With the writing instrument now cupped betwixt thumb and palm, Trask's two forefingers start to lightly caress, not yet straying from where the pen had been.
Sawyer eyerolls as she pulls her feet off the desk and away from his teasing, tickling fingers. Only then can she breathe a little easier, seeming how her heart isn't somewhere lodged up in her throat. "I know how. But for the record that's not a denial or an admission to the act. Is it hot in here? It's getting hot in here. I should really talk to engineering, and see if they can do anything about the thermostat on Deck Three." She pops up from her seat like she's been goosed by her chair.
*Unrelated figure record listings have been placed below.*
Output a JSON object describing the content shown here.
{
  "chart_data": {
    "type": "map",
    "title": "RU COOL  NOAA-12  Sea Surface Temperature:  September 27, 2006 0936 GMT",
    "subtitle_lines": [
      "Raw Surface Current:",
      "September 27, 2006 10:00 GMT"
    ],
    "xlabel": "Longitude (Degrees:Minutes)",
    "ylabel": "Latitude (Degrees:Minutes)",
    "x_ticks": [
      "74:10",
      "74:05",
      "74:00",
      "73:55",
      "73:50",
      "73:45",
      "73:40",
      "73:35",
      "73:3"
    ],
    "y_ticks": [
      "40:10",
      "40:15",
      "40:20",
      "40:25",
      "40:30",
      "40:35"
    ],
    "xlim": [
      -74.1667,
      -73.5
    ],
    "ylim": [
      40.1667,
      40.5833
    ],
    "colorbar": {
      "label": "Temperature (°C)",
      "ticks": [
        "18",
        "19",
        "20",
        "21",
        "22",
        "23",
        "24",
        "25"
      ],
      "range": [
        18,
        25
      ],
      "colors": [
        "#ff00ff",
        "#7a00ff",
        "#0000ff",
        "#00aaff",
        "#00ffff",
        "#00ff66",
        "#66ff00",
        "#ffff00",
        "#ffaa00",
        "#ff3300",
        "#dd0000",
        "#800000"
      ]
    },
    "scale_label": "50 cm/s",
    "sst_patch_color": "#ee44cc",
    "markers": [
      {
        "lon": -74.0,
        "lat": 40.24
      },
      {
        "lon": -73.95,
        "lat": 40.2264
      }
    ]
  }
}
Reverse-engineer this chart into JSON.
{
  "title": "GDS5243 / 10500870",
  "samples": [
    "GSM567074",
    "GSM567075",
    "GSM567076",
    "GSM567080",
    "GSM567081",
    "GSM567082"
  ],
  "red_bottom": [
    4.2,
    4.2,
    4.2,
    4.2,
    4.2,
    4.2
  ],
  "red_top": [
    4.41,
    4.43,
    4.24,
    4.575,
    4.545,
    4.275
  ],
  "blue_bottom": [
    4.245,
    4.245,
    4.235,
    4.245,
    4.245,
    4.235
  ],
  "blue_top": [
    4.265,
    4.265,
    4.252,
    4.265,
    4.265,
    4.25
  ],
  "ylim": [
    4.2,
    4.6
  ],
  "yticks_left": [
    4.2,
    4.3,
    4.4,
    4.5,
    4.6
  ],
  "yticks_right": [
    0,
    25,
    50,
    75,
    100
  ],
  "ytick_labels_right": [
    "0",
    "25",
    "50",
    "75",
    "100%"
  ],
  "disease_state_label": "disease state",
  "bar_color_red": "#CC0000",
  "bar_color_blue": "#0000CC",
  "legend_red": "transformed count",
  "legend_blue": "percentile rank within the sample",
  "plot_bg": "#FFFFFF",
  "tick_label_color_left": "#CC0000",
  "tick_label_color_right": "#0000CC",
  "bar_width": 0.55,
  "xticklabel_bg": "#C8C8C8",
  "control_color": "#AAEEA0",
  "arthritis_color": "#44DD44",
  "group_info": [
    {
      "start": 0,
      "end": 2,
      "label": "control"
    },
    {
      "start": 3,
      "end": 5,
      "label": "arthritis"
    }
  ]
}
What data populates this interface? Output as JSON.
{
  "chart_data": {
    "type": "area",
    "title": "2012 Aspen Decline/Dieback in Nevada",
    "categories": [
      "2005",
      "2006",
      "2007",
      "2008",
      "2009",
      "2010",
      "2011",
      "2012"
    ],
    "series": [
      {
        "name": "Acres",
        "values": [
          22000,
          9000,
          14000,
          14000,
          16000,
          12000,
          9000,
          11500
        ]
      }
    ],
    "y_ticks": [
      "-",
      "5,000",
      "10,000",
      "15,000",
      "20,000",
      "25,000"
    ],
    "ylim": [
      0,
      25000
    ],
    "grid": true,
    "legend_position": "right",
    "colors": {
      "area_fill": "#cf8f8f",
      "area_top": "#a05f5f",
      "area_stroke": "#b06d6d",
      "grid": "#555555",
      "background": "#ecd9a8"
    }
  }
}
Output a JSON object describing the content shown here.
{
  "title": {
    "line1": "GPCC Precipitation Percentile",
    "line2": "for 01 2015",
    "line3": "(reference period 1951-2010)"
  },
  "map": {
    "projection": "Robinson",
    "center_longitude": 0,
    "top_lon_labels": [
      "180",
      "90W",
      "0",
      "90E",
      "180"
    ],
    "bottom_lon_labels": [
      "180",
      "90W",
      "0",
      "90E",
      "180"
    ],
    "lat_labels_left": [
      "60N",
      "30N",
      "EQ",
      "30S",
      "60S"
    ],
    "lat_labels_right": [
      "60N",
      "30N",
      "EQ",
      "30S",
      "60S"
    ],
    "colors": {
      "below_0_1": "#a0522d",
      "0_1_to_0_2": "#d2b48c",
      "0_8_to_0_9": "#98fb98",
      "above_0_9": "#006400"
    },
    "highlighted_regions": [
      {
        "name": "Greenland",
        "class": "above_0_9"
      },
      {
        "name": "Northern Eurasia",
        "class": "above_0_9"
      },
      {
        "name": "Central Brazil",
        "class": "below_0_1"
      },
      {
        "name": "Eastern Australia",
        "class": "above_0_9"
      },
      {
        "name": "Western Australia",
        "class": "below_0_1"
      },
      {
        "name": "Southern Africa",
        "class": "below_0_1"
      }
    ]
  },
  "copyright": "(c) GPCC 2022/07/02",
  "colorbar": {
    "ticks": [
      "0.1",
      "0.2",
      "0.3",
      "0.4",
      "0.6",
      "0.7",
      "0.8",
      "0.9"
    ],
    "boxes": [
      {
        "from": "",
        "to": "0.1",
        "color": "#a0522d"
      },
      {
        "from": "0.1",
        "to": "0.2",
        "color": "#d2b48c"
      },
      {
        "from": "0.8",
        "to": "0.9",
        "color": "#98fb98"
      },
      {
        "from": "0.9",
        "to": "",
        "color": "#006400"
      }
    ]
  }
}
<FS3> Trask rolls Alertness/Social: Good Success.
Perhaps it's not a response that he wasn't expecting on some level. Even so, there is something to the set of his mouth and billowing in those big brown eyes that is relative to rue. A pensive pause ensues, followed by the tapping of pen against his left thigh while he considers what just happened. It wasn't an offer made entirely in jest, but the manner of Sawyer's sudden retreat doesn't inspire anger or feelings of rejection. No, it's evident that she's wanting but not ready. Which means that's his cue to leave because he is not the sort of man who could ever abide the notion of making a woman feel threatened.
Still, Trask being Trask means he has to have something cheeky to say, especially when emotions and feelings of vulnerability are trespassing. "It /was/ a minute ago," he remarks about it being hot. "Maybe the sudden draft is just where I'm sitting." It's spoken with some sense of self-deprecation and an all-too-knowing smirks. It doesn't last, for he is quickly to his feet. "Broken thermostat would never happen on Dom's watch. Sorry to hear the new ChEng isn't running such a tight ship." The pen is deposited back upon the desk. "I, however, am not a slacker, so I gotta jet." Which is true. He's due to start his next shift in about five (5) minutes.
"I'll put together a data pack for you to go over with Scaurus." That being that, the SL is off to the hatch, offering a parting, "See ya, Sawyer."